The makers of the widely abused painkiller OxyContin say they've come up with a new way to treat chronic pain and prevent misuse by abusers.

Purdue Pharma has developed a so-called smart tablet technology that will make snorting or injecting painkillers like OxyContin impossible.

The new medication will contain both a painkiller and a drug called naltrexone, which counteracts the effects of the narcotic.

The pill would be embedded with microscopic beads of naltrexone in a special coating to keep them from dissolving when swallowed.

But if the pill is crushed or chopped up, as it often is if being used improperly, the naltrexone beads would burst, the chemical would be released, and the drug's narcotic effect would be cancelled.

"If you take the pill like you're supposed to you get pain relief. If you try to tamper with it you get nothing," says Dr. J. David Haddox of Purdue Pharma.

OxyContin has proved to be a big problem for Purdue Pharma.

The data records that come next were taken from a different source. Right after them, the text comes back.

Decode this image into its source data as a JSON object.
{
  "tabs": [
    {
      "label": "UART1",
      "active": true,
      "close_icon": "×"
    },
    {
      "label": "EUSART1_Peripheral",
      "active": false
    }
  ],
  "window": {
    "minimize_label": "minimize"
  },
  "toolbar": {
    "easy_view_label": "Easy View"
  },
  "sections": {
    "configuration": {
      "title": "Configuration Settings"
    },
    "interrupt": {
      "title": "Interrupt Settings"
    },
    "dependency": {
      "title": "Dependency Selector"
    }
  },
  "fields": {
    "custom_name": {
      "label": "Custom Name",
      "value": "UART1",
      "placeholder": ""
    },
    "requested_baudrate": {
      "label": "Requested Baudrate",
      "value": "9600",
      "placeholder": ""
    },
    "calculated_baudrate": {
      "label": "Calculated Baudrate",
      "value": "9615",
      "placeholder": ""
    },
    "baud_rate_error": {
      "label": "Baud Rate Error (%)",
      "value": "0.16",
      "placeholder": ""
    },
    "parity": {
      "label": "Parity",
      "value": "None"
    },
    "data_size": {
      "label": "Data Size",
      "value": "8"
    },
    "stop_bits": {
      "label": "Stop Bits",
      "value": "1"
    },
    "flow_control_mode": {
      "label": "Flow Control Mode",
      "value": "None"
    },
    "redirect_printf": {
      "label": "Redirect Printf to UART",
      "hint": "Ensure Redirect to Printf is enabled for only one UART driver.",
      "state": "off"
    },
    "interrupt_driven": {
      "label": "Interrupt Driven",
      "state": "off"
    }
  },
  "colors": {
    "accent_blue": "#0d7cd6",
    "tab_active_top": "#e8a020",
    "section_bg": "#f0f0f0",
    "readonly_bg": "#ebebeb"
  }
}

The drug, prescribed to treat chronic pain, is also easily abused and has claimed countless addicts and more than a hundred lives. The company is being sued for its alleged aggressive marketing of the product.

But company officials say the development of the new painkiller is not in reaction to its problems, and OxyContin will remain on the market.

"There may be a million patients taking OxyContin right now who are taking it as directed and are benefiting from it, and we don't see any reason to penalize those patients," says Haddox.

If all goes well with human clinical trials and Food and Drug Administration approval, Purdue Pharma hopes to have its new painkiller on the market in about 3 years. But critics say that is too long to wait for a solution, and the company is not off the hook when it comes to taking more immediate steps toward ending OxyContin abuse.